Your blog came up in a Google search for the University of Leeds CFIDS study. More on that in a minute.

First the magnesium you were wondering about last October. My mother is diagnosed with CFS and has a wonderful doctor here in Atlanta that does part traditional and part alternative therapies. He started her on 40 units (in a 50 unit diabetes syringe) of injectable magnesium twice a day, in the morning and at bedtime. It was prescribed for her aching muscles, not to increase her energy levels. In about a month, she was able to blow dry her hair without pain in her arms and shoulders.
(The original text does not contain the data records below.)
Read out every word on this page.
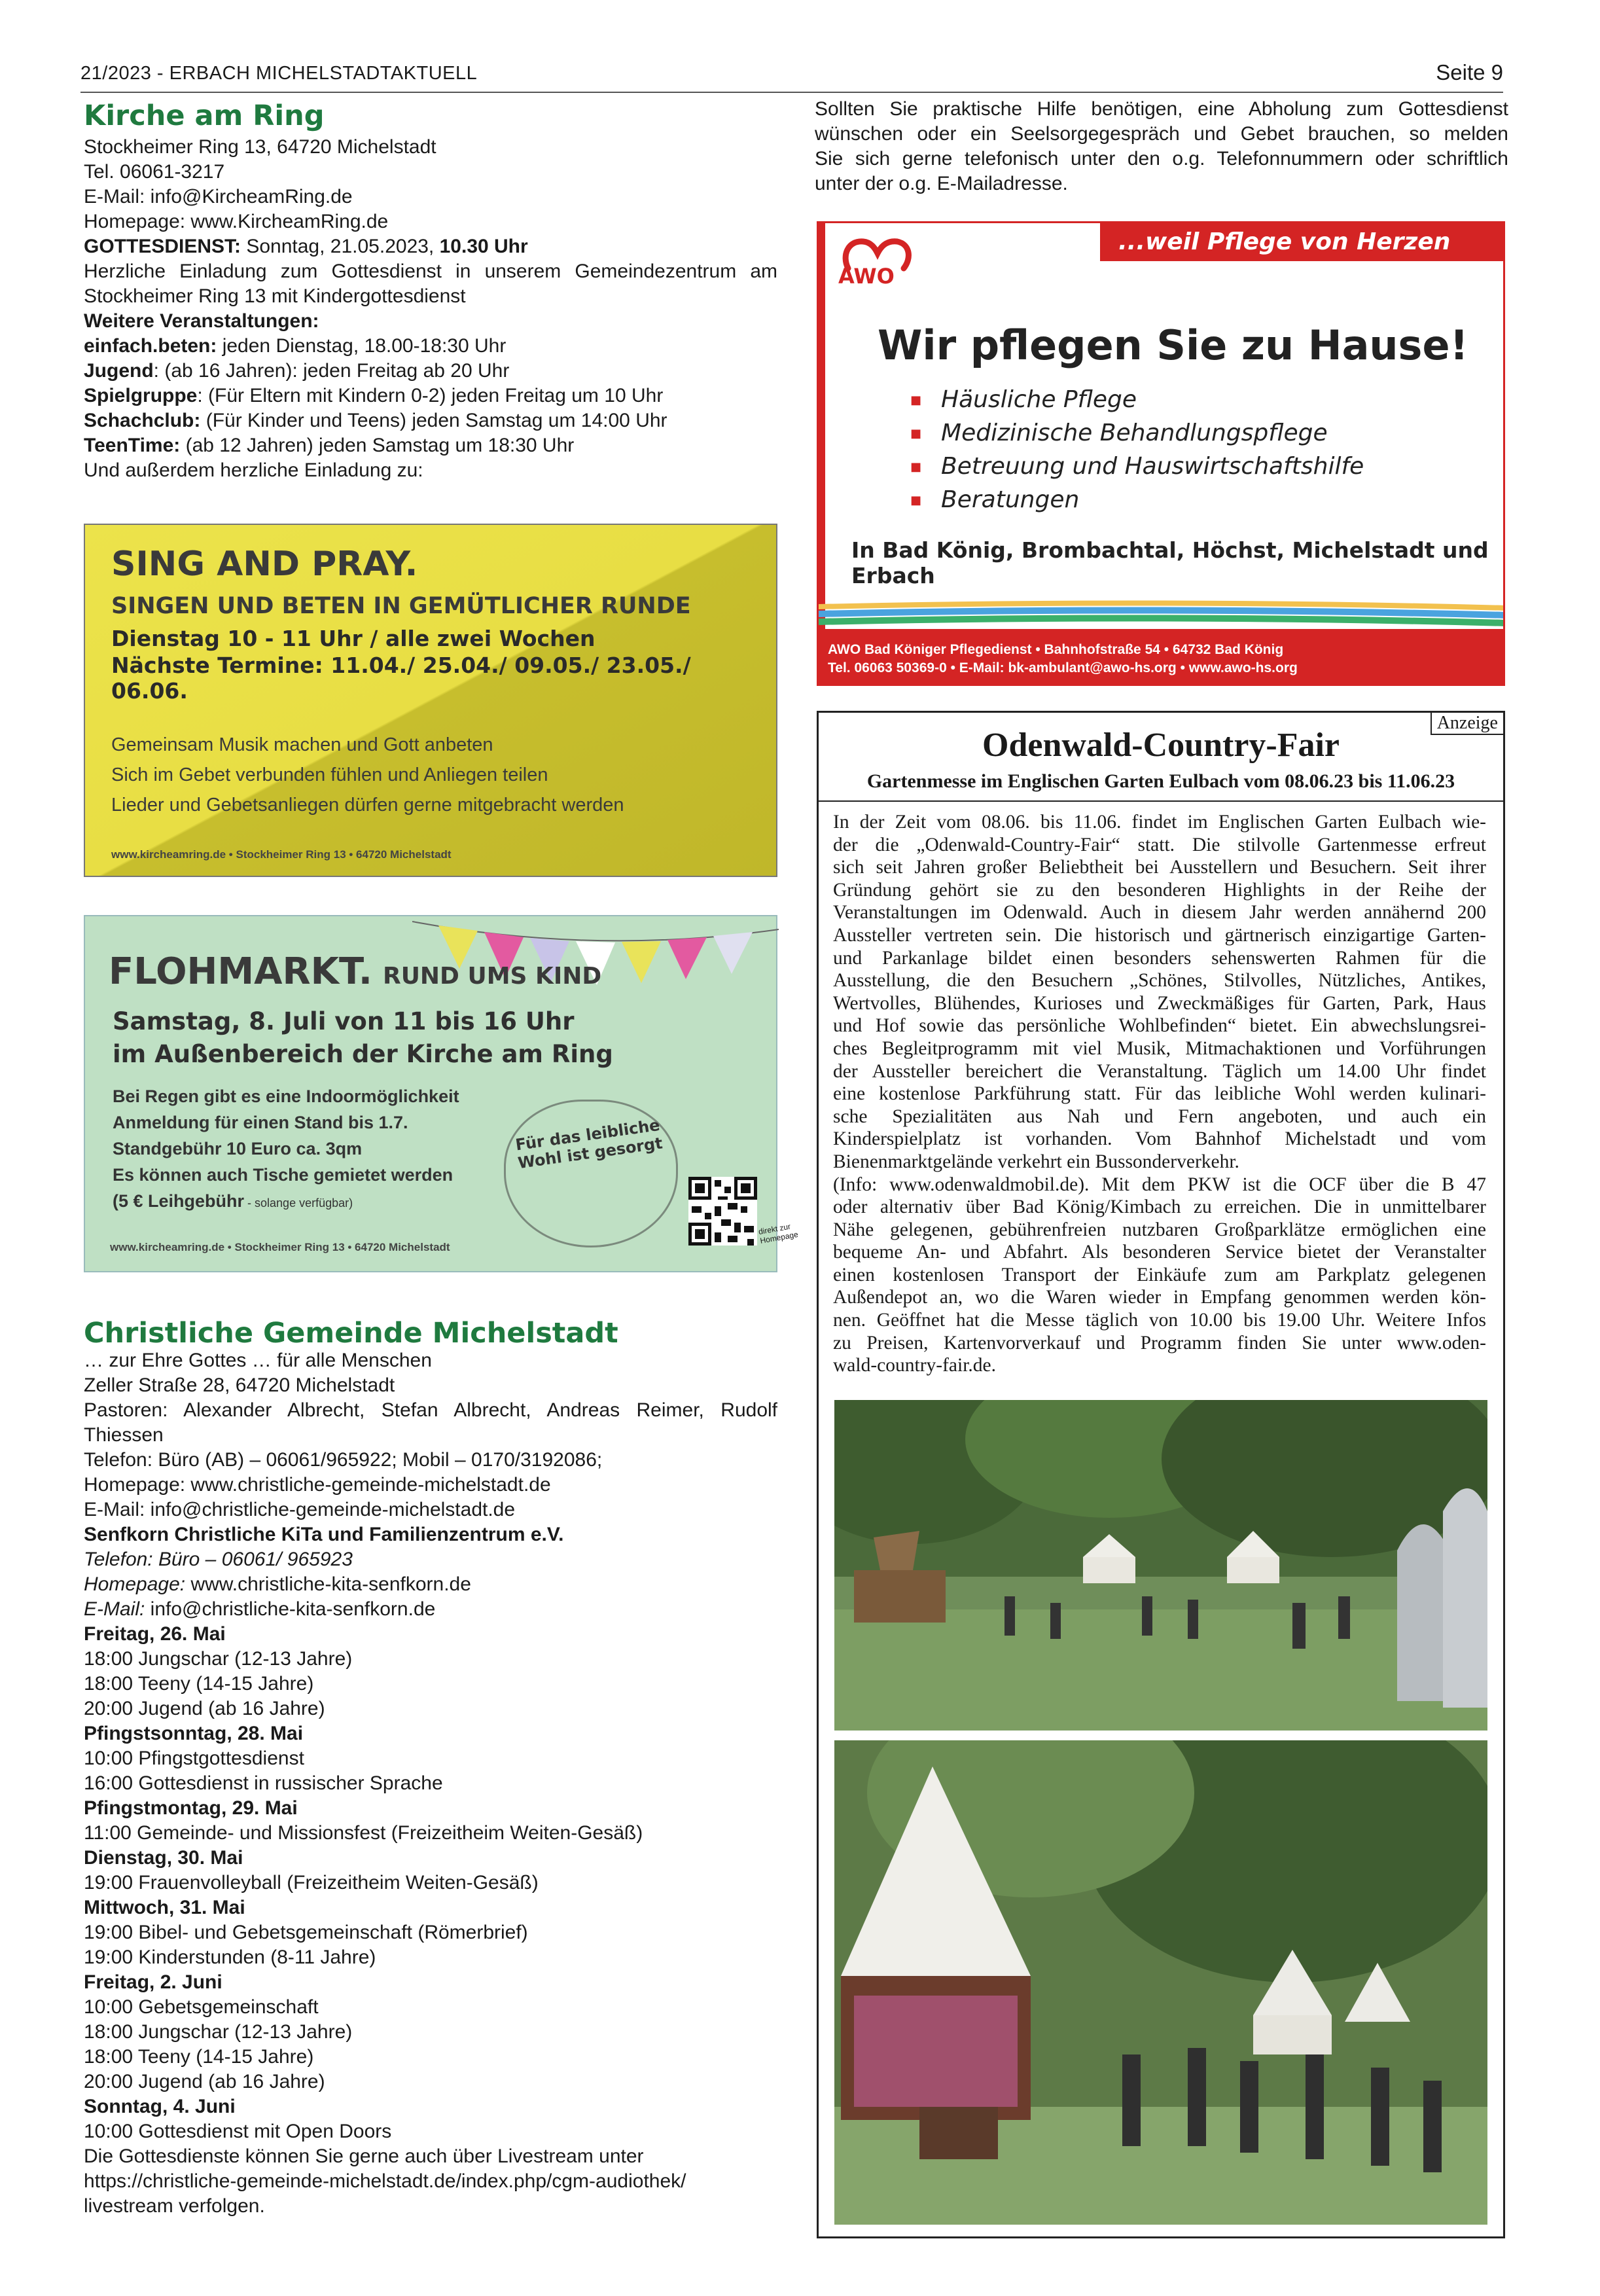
21/2023 - ERBACH MICHELSTADTAKTUELL	Seite 9
Kirche am Ring
Stockheimer Ring 13, 64720 Michelstadt
Tel. 06061-3217
E-Mail: info@KircheamRing.de
Homepage: www.KircheamRing.de
GOTTESDIENST: Sonntag, 21.05.2023, 10.30 Uhr
Herzliche Einladung zum Gottesdienst in unserem Gemeindezentrum am
Stockheimer Ring 13 mit Kindergottesdienst
Weitere Veranstaltungen:
einfach.beten: jeden Dienstag, 18.00-18:30 Uhr
Jugend: (ab 16 Jahren): jeden Freitag ab 20 Uhr
Spielgruppe: (Für Eltern mit Kindern 0-2) jeden Freitag um 10 Uhr
Schachclub: (Für Kinder und Teens) jeden Samstag um 14:00 Uhr
TeenTime: (ab 12 Jahren) jeden Samstag um 18:30 Uhr
Und außerdem herzliche Einladung zu:
SING AND PRAY.
SINGEN UND BETEN IN GEMÜTLICHER RUNDE
Dienstag 10 - 11 Uhr / alle zwei Wochen
Nächste Termine: 11.04./ 25.04./ 09.05./ 23.05./ 06.06.
Gemeinsam Musik machen und Gott anbeten
Sich im Gebet verbunden fühlen und Anliegen teilen
Lieder und Gebetsanliegen dürfen gerne mitgebracht werden
www.kircheamring.de • Stockheimer Ring 13 • 64720 Michelstadt
FLOHMARKT. RUND UMS KIND
Samstag, 8. Juli von 11 bis 16 Uhr
im Außenbereich der Kirche am Ring
Bei Regen gibt es eine Indoormöglichkeit
Anmeldung für einen Stand bis 1.7.
Standgebühr 10 Euro ca. 3qm
Es können auch Tische gemietet werden
(5 € Leihgebühr - solange verfügbar)
Für das leibliche Wohl ist gesorgt
direkt zur Homepage
www.kircheamring.de • Stockheimer Ring 13 • 64720 Michelstadt
Christliche Gemeinde Michelstadt
… zur Ehre Gottes … für alle Menschen
Zeller Straße 28, 64720 Michelstadt
Pastoren: Alexander Albrecht, Stefan Albrecht, Andreas Reimer, Rudolf
Thiessen
Telefon: Büro (AB) – 06061/965922; Mobil – 0170/3192086;
Homepage: www.christliche-gemeinde-michelstadt.de
E-Mail: info@christliche-gemeinde-michelstadt.de
Senfkorn Christliche KiTa und Familienzentrum e.V.
Telefon: Büro – 06061/ 965923
Homepage: www.christliche-kita-senfkorn.de
E-Mail: info@christliche-kita-senfkorn.de
Freitag, 26. Mai
18:00 Jungschar (12-13 Jahre)
18:00 Teeny (14-15 Jahre)
20:00 Jugend (ab 16 Jahre)
Pfingstsonntag, 28. Mai
10:00 Pfingstgottesdienst
16:00 Gottesdienst in russischer Sprache
Pfingstmontag, 29. Mai
11:00 Gemeinde- und Missionsfest (Freizeitheim Weiten-Gesäß)
Dienstag, 30. Mai
19:00 Frauenvolleyball (Freizeitheim Weiten-Gesäß)
Mittwoch, 31. Mai
19:00 Bibel- und Gebetsgemeinschaft (Römerbrief)
19:00 Kinderstunden (8-11 Jahre)
Freitag, 2. Juni
10:00 Gebetsgemeinschaft
18:00 Jungschar (12-13 Jahre)
18:00 Teeny (14-15 Jahre)
20:00 Jugend (ab 16 Jahre)
Sonntag, 4. Juni
10:00 Gottesdienst mit Open Doors
Die Gottesdienste können Sie gerne auch über Livestream unter
https://christliche-gemeinde-michelstadt.de/index.php/cgm-audiothek/
livestream verfolgen.
Sollten Sie praktische Hilfe benötigen, eine Abholung zum Gottesdienst
wünschen oder ein Seelsorgegespräch und Gebet brauchen, so melden
Sie sich gerne telefonisch unter den o.g. Telefonnummern oder schriftlich
unter der o.g. E-Mailadresse.
...weil Pflege von Herzen kommt
AWO
Wir pflegen Sie zu Hause!
■ Häusliche Pflege
■ Medizinische Behandlungspflege
■ Betreuung und Hauswirtschaftshilfe
■ Beratungen
In Bad König, Brombachtal, Höchst, Michelstadt und Erbach
AWO Bad Königer Pflegedienst • Bahnhofstraße 54 • 64732 Bad König
Tel. 06063 50369-0 • E-Mail: bk-ambulant@awo-hs.org • www.awo-hs.org
Anzeige
Odenwald-Country-Fair
Gartenmesse im Englischen Garten Eulbach vom 08.06.23 bis 11.06.23
In der Zeit vom 08.06. bis 11.06. findet im Englischen Garten Eulbach wie-
der die „Odenwald-Country-Fair“ statt. Die stilvolle Gartenmesse erfreut
sich seit Jahren großer Beliebtheit bei Ausstellern und Besuchern. Seit ihrer
Gründung gehört sie zu den besonderen Highlights in der Reihe der
Veranstaltungen im Odenwald. Auch in diesem Jahr werden annähernd 200
Aussteller vertreten sein. Die historisch und gärtnerisch einzigartige Garten-
und Parkanlage bildet einen besonders sehenswerten Rahmen für die
Ausstellung, die den Besuchern „Schönes, Stilvolles, Nützliches, Antikes,
Wertvolles, Blühendes, Kurioses und Zweckmäßiges für Garten, Park, Haus
und Hof sowie das persönliche Wohlbefinden“ bietet. Ein abwechslungsrei-
ches Begleitprogramm mit viel Musik, Mitmachaktionen und Vorführungen
der Aussteller bereichert die Veranstaltung. Täglich um 14.00 Uhr findet
eine kostenlose Parkführung statt. Für das leibliche Wohl werden kulinari-
sche Spezialitäten aus Nah und Fern angeboten, und auch ein
Kinderspielplatz ist vorhanden. Vom Bahnhof Michelstadt und vom
Bienenmarktgelände verkehrt ein Bussonderverkehr.
(Info: www.odenwaldmobil.de). Mit dem PKW ist die OCF über die B 47
oder alternativ über Bad König/Kimbach zu erreichen. Die in unmittelbarer
Nähe gelegenen, gebührenfreien nutzbaren Großparklätze ermöglichen eine
bequeme An- und Abfahrt. Als besonderen Service bietet der Veranstalter
einen kostenlosen Transport der Einkäufe zum am Parkplatz gelegenen
Außendepot an, wo die Waren wieder in Empfang genommen werden kön-
nen. Geöffnet hat die Messe täglich von 10.00 bis 19.00 Uhr. Weitere Infos
zu Preisen, Kartenvorverkauf und Programm finden Sie unter www.oden-
wald-country-fair.de.
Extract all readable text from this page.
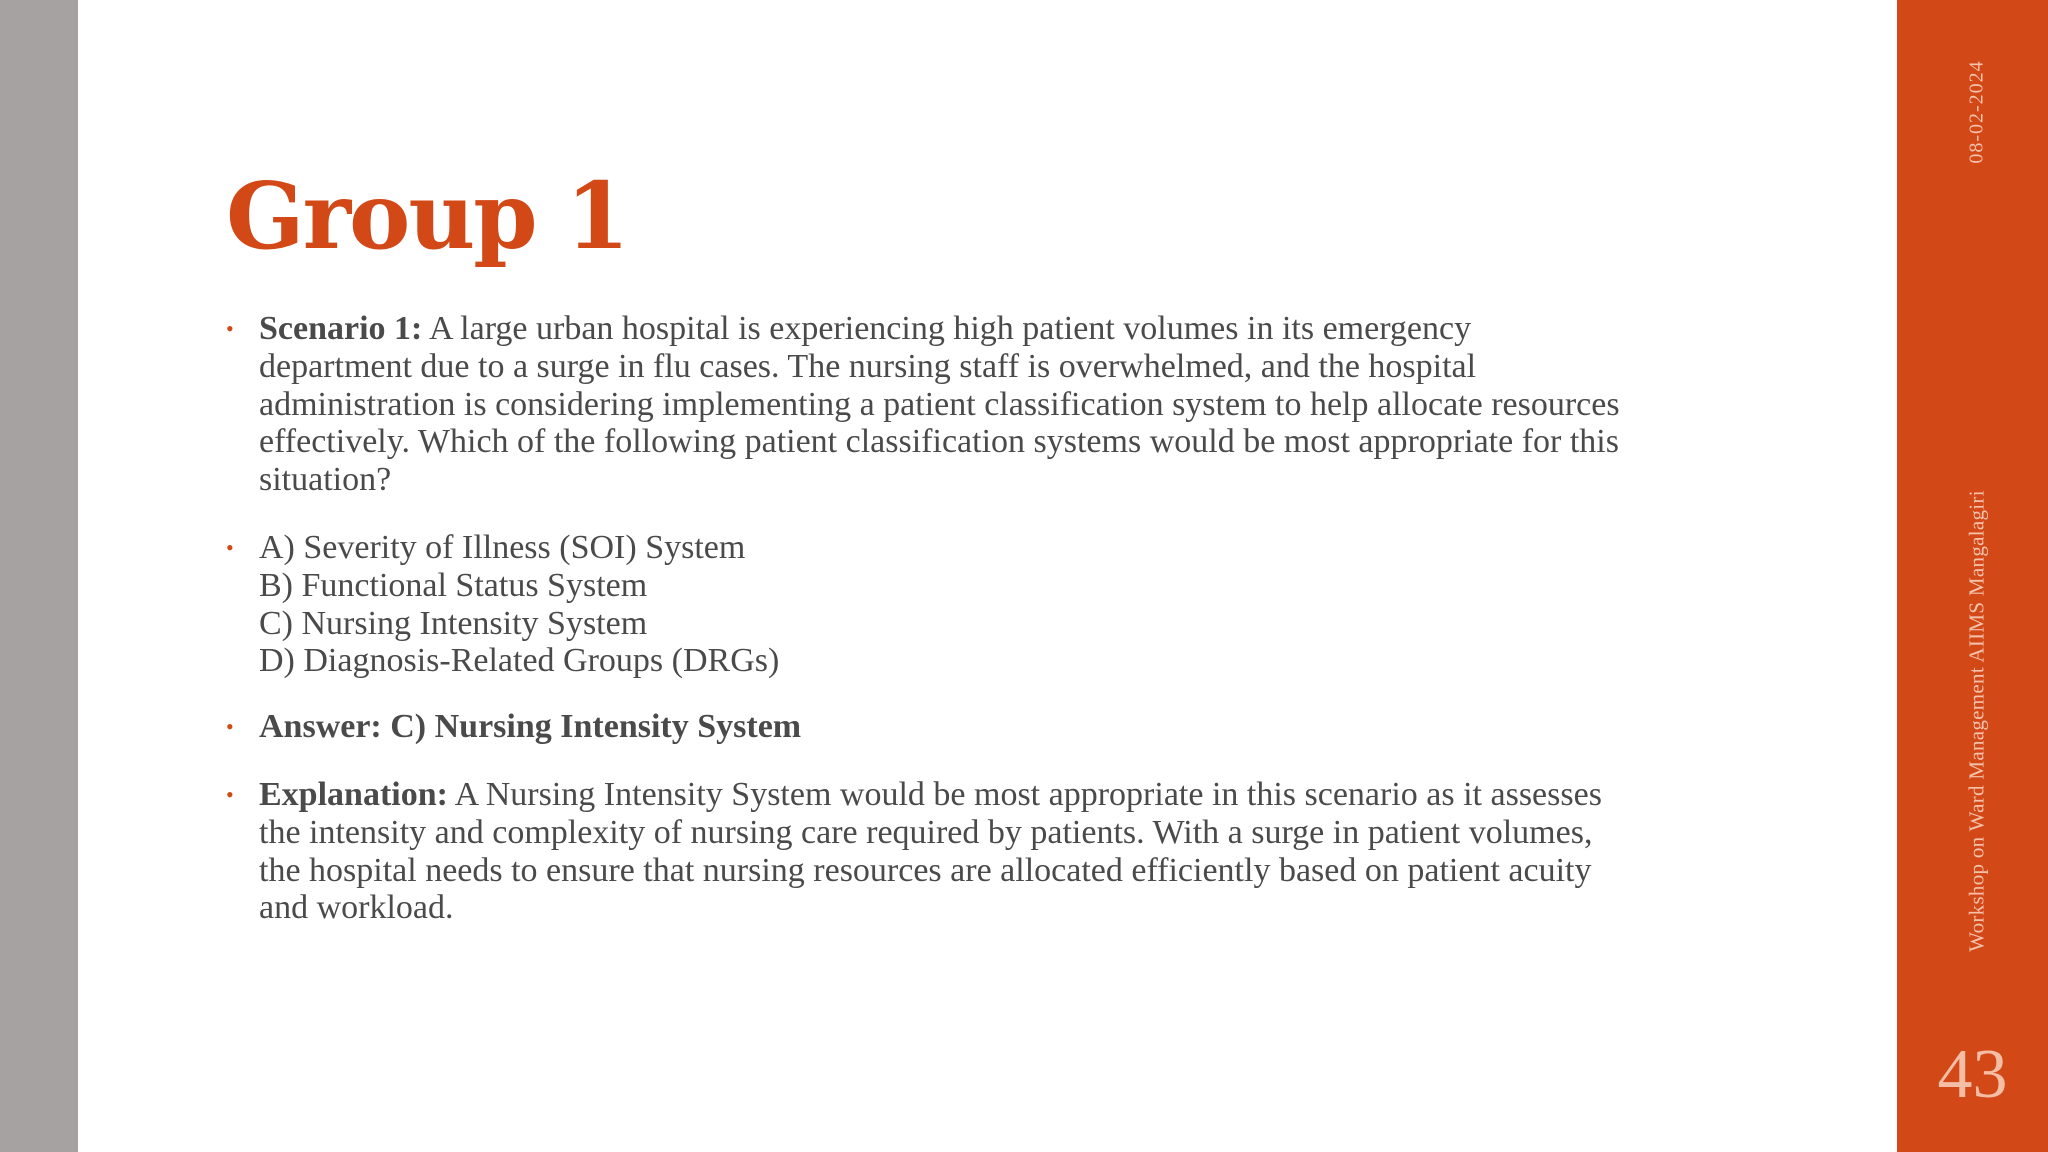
Group 1
• Scenario 1: A large urban hospital is experiencing high patient volumes in its emergency department due to a surge in flu cases. The nursing staff is overwhelmed, and the hospital administration is considering implementing a patient classification system to help allocate resources effectively. Which of the following patient classification systems would be most appropriate for this situation?
• A) Severity of Illness (SOI) System
B) Functional Status System
C) Nursing Intensity System
D) Diagnosis-Related Groups (DRGs)
• Answer: C) Nursing Intensity System
• Explanation: A Nursing Intensity System would be most appropriate in this scenario as it assesses the intensity and complexity of nursing care required by patients. With a surge in patient volumes, the hospital needs to ensure that nursing resources are allocated efficiently based on patient acuity and workload.
08-02-2024
Workshop on Ward Management AIIMS Mangalagiri
43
We also felt that the injections enabled her to sleep better at night.

Later, we added daily shots of a mixture of Vit.B12, B Complex, Folic Acid and more magnesium (total of 100 units) that caused a remarkable change in outlook and energy at first, but has since leveled or perhaps even has tapered off. We still do them every day, though, as she has not gone all the way back to "Ground Zero".

If you are interested, I can give you the exact ratios.

You have probably heard or read about the article called "Is It All in My Head?", published in Psychology Today, June 2005. I don't have a link as I was given a copy of the article by a well-meaning, (but obviously confused) friend. This explains my interest in the U.of Leeds study. I am writing a strong letter to the editors and was just checking again to see if I had missed a study as the 1995 one that I found clearly does not say what this article implies.

Here is a link to the CFIDS Assoc. of America and their reaction to the article, which is a tamer reaction than my own.
http://capwiz.com/cfids/issues/alert/
?alertid=7635331&type=CU

Love your cat and found your blog interesting. It is bookmarked for further perusal.

Warm regards,
Carole

May 25, 2005  
Blogger Ingrid said...

Dear Carole, how heartwarming to receive your thoughtful comment, thank you. Sorry for the delay in replying here.

Your comment came through to me via email notification but it wasn't showing up in any post. I trawled through the blog manually trying to find it. Felt sure it was at my magnesium post. But there was nothing.

I returned later. Still nothing. Then I got sidetracked posting on the Sudan crisis. Now I am back and here you at the magnesium post.. Lovely to hear from you. Thank you for the useful information. Please stay in touch and let us know how your mother gets on. Please tell her about my latest post re the genetics research in Scotland which may bring a breakthrough in the next year. With best wishes and kind regards to you and your mother.